基本情報(読み方・住所・連絡先・URL)
- 施設名:静岡県水産技術研究所 富士養鱒場
- 読み方:しずおかけん すいさんぎじゅつけんきゅうじょ ふじようそんじょう
- 住所:〒418-0108 静岡県富士宮市猪之頭579-2
- 電話:0544-52-0311(観覧窓口)
- 公式サイト:静岡県水産・海洋技術研究所 富士養鱒場
営業時間・休業日
- 営業時間:9:00〜16:30(最終入場 16:00)
- 休業日:年末年始(12/29〜1/3)以外は原則無休
駐車場・設備
- 駐車場:あり(無料/普通車・大型バス対応)
- 園内は屋外歩行が中心。季節や天候に応じた服装・足元がおすすめです。
アクセス(公共交通)
- 電車+バス:JR身延線「富士宮駅」下車 → 路線バスで「猪の頭」下車、徒歩約1分。

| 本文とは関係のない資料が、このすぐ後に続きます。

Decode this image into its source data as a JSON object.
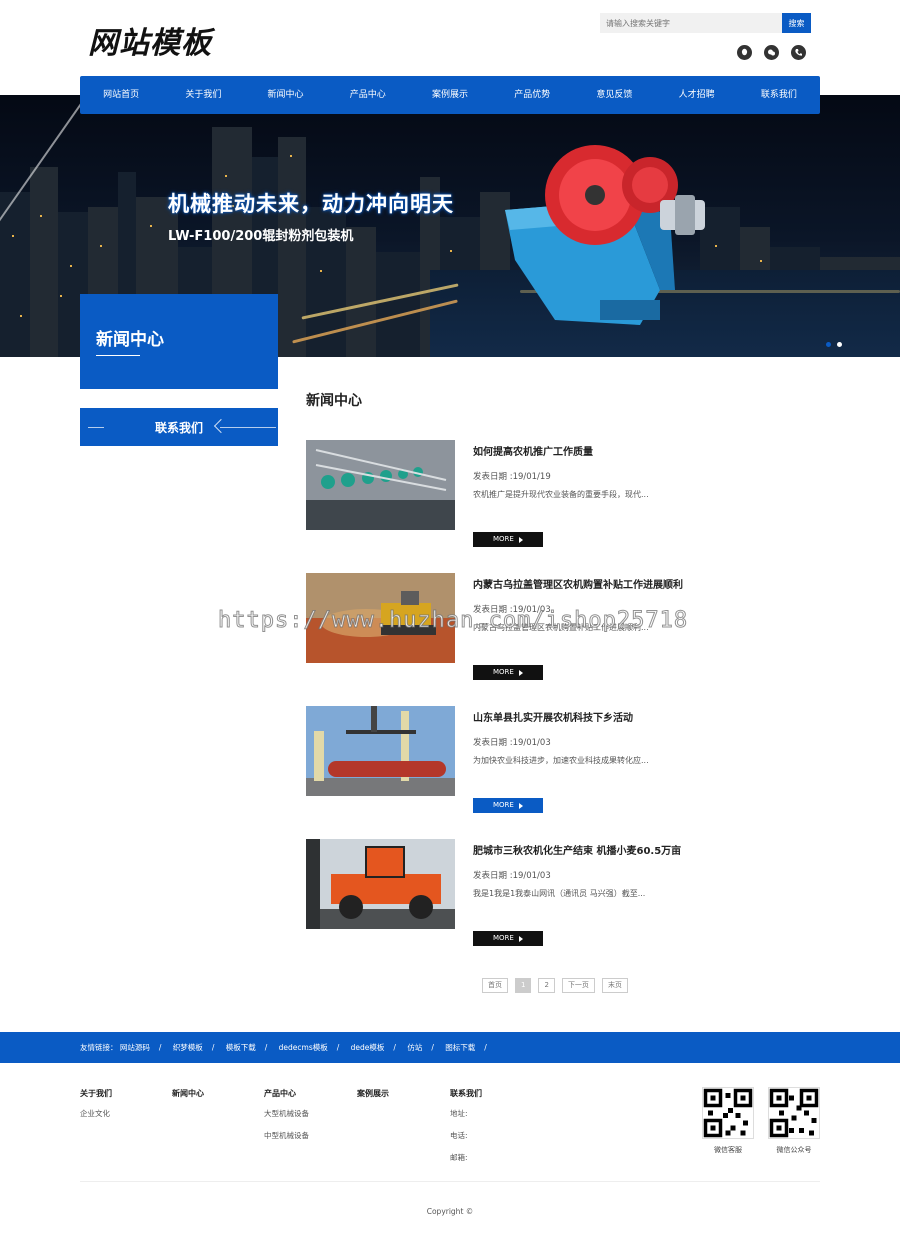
{
  "header": {
    "logo": "网站模板",
    "search_placeholder": "请输入搜索关键字",
    "search_button": "搜索",
    "social_icons": [
      "qq-icon",
      "wechat-icon",
      "phone-icon"
    ]
  },
  "nav": [
    "网站首页",
    "关于我们",
    "新闻中心",
    "产品中心",
    "案例展示",
    "产品优势",
    "意见反馈",
    "人才招聘",
    "联系我们"
  ],
  "banner": {
    "title": "机械推动未来，动力冲向明天",
    "subtitle": "LW-F100/200辊封粉剂包装机"
  },
  "sidebar": {
    "title": "新闻中心",
    "contact": "联系我们"
  },
  "main": {
    "title": "新闻中心",
    "more_label": "MORE",
    "news": [
      {
        "title": "如何提高农机推广工作质量",
        "date": "发表日期 :19/01/19",
        "desc": "农机推广是提升现代农业装备的重要手段，现代..."
      },
      {
        "title": "内蒙古乌拉盖管理区农机购置补贴工作进展顺利",
        "date": "发表日期 :19/01/03",
        "desc": "内蒙古乌拉盖管理区农机购置补贴工作进展顺利..."
      },
      {
        "title": "山东单县扎实开展农机科技下乡活动",
        "date": "发表日期 :19/01/03",
        "desc": "为加快农业科技进步，加速农业科技成果转化应..."
      },
      {
        "title": "肥城市三秋农机化生产结束 机播小麦60.5万亩",
        "date": "发表日期 :19/01/03",
        "desc": "我是1我是1我泰山网讯（通讯员 马兴强）截至..."
      }
    ]
  },
  "pager": [
    "首页",
    "1",
    "2",
    "下一页",
    "末页"
  ],
  "links": {
    "label": "友情链接：",
    "items": [
      "网站源码",
      "织梦模板",
      "模板下载",
      "dedecms模板",
      "dede模板",
      "仿站",
      "图标下载"
    ]
  },
  "footer": {
    "cols": [
      {
        "title": "关于我们",
        "items": [
          "企业文化"
        ]
      },
      {
        "title": "新闻中心",
        "items": []
      },
      {
        "title": "产品中心",
        "items": [
          "大型机械设备",
          "中型机械设备"
        ]
      },
      {
        "title": "案例展示",
        "items": []
      },
      {
        "title": "联系我们",
        "items": [
          "地址:",
          "电话:",
          "邮箱:"
        ]
      }
    ],
    "qr_captions": [
      "微信客服",
      "微信公众号"
    ],
    "copyright": "Copyright ©"
  },
  "watermark": "https://www.huzhan.com/ishop25718",
  "colors": {
    "brand": "#0a5bc4",
    "dark": "#111111"
  }
}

※時刻・運行は季節で変わることがあります。お出かけ前に最新情報をご確認ください。
アクセス(車)
- 東名高速 富士IC/新東名 新富士ICから国道139号方面へ。
県道414号に入り案内標識に従って約30〜40分。
朝霧高原・田貫湖方面の観光と組み合わせた周遊にも便利です。
地図の見方
- 「静岡県水産技術研究所 富士養鱒場」でGoogleマップ検索が便利です。
カーナビ利用時は住所(猪之頭579-2)または施設名で検索してください。
第2節:施設概要と特徴





富士養鱒場は、富士山の湧水が豊かに流れる富士宮市・猪之頭エリアに広がる養鱒(ようそん)施設です。敷地はおよそ4万5千㎡と広く、富士箱根伊豆国立公園の一部に含まれる自然環境の中で運営されています。場内には大小の養殖池が整然と並び、年間を通して水温が安定した清らかな伏流水を引き込むことで、ニジマスの飼育に適した環境を保っています。

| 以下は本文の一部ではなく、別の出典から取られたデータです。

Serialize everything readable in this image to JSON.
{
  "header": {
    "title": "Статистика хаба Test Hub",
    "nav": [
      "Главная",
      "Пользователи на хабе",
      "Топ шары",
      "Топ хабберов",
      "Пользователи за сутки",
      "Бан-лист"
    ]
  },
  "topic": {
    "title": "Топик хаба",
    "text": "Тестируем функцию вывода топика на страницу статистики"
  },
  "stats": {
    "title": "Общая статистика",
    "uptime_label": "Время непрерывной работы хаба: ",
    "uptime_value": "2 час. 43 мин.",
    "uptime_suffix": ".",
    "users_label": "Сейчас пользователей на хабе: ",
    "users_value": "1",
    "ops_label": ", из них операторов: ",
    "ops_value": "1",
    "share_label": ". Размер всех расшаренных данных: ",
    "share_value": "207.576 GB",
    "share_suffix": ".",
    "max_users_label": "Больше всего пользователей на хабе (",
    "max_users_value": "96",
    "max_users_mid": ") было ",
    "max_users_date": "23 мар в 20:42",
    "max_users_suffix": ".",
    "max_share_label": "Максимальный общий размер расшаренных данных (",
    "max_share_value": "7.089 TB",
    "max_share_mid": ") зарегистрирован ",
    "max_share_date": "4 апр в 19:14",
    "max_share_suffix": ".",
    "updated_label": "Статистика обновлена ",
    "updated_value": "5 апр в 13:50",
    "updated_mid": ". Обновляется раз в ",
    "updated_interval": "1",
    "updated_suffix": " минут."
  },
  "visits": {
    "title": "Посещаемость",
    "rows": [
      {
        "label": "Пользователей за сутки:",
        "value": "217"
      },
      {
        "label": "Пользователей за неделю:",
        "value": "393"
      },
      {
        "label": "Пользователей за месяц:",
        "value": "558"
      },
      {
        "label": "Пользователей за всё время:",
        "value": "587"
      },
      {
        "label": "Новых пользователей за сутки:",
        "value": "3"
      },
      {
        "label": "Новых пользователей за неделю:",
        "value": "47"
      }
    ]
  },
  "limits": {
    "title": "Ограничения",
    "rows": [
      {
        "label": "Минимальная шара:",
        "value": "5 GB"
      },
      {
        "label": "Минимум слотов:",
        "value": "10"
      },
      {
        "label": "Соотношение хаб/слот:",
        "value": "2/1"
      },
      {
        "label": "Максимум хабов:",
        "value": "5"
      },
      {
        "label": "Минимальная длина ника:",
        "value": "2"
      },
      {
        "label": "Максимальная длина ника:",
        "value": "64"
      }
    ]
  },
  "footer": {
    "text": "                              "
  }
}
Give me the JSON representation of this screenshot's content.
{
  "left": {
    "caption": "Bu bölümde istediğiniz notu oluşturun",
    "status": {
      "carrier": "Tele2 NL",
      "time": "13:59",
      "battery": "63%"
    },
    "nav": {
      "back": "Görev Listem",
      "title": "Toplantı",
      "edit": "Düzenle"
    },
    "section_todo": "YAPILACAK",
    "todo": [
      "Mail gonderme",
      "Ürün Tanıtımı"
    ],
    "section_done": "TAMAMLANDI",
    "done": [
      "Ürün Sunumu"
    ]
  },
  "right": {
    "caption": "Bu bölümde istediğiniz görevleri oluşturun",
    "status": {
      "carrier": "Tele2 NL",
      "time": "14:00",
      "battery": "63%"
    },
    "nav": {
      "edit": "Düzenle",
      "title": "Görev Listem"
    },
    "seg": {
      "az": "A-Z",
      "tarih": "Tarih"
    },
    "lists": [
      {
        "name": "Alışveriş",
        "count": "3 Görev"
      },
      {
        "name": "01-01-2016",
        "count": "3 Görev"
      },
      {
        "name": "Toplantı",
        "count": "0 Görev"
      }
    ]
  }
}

養殖のスケールも見どころの一つです。場内には多数の池が設けられ、稚魚から成魚まで段階ごとに分けて管理。巡回路から池をのぞくと、光を受けて群れがきらめく様子を間近で観察できます。養殖池の配置や水路の流れ方、池ごとの役割が整っているため、初めてでも「どうやって育てているのか」をイメージしやすいのが特徴です。
また、ここは「研究」と「体験」が同居する拠点です。公的な研究機関として、水産・養殖に関する調査や飼育管理、魚の病気の診断などが行われ、その成果の一部は本館1階の展示室でわかりやすく紹介されています。隣接エリアでは、直営の釣り場が営業しており、手ぶらでも気軽にニジマス釣りを体験できます。学びながら遊べる、この“二つの顔”が富士養鱒場の大きな魅力です。

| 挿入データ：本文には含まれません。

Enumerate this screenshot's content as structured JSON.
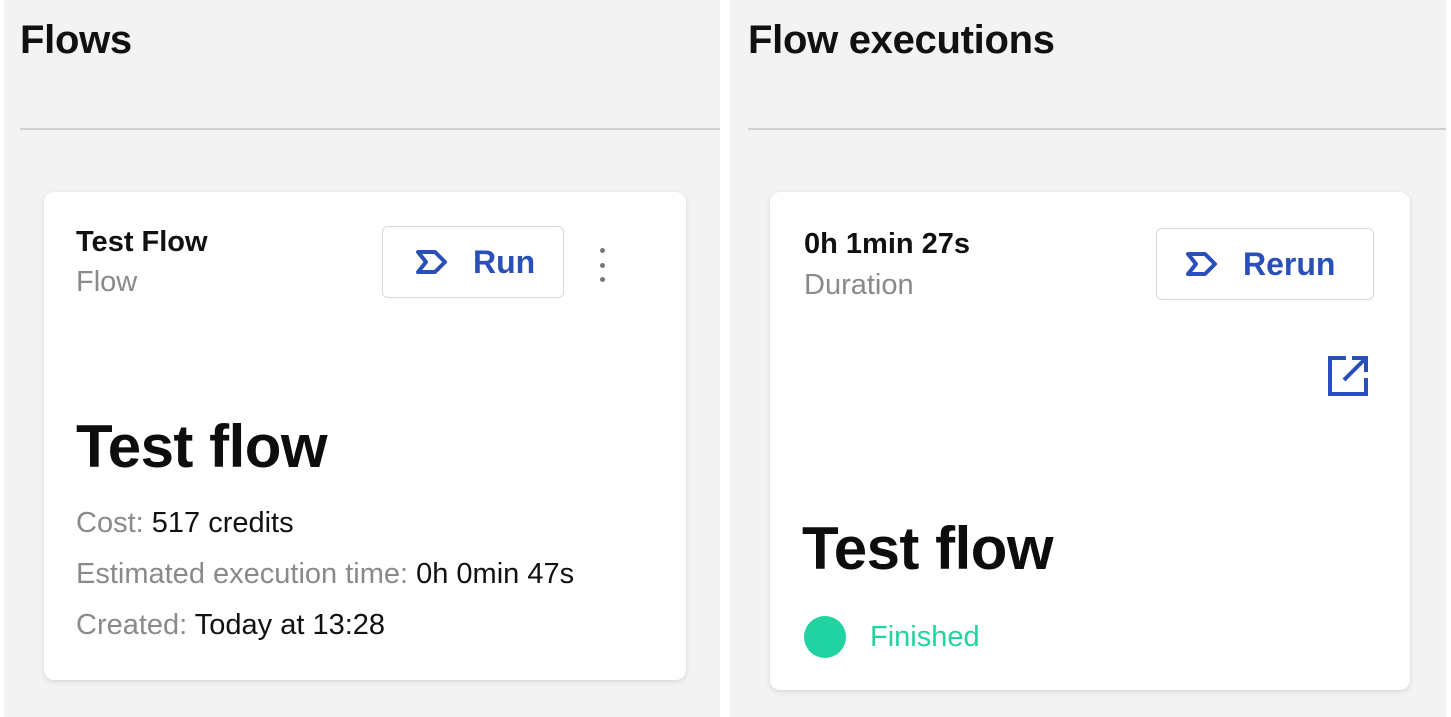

環境面への配慮も徹底されています。富士山の湧水という地域の資源を大切にしながら、池の水の循環や場内の衛生管理を丁寧に実施。自然景観を損なわない運営方針のもと、四季の変化とともに周辺の緑や水辺の表情も楽しめます。散策路は歩きやすく整備されており、天候や季節に合わせた服装でゆっくり見学するのがおすすめです。
第3節:研究施設としての役割

富士養鱒場は、観光スポットであると同時に静岡県の公的な水産研究拠点でもあります。ここでは、ニジマスを中心に、アマゴ・イワナ・カワマス・ブラウントラウト、さらにはチョウザメ(キャビアの原料となる魚)など、淡水魚の飼育・研究・改良が日々進められています。
主な取り組み
- 養殖技術の研究・改良
えさの与え方や水温管理、育て方の工夫などを積み重ね、元気でおいしい魚を育てるためのノウハウを磨いています。品種改良や品質向上の試験も行われます。 - 魚の病気の相談・診断
養殖現場から持ち込まれたサンプルを調べ、原因や対策を助言します。地域の生産者を支える「相談窓口」の役割も担っています。 - 衛生・安全の徹底
研究で使った水は殺菌処理をしてから外へ流すなど、外部に病原体を持ち出さない仕組みを整えています。見学者が安全に学べるのは、こうした厳密な管理があるからです。 - 在来種の保全に関する調査
静岡県内にすむ在来のイワナ(ヤマトイワナ)を守るため、放流魚との交雑など、自然環境の課題にも目を向けています。
展示室で「研究の成果」をわかりやすく
本館1階の展示室では、ニジマス養殖の歴史や飼育の仕組み、県内の淡水魚について、パネルや水槽展示で楽しく学べます。養殖池では上からしか見えない魚も、展示水槽なら横から観察でき、魚の体のつくりや泳ぎ方がよくわかります。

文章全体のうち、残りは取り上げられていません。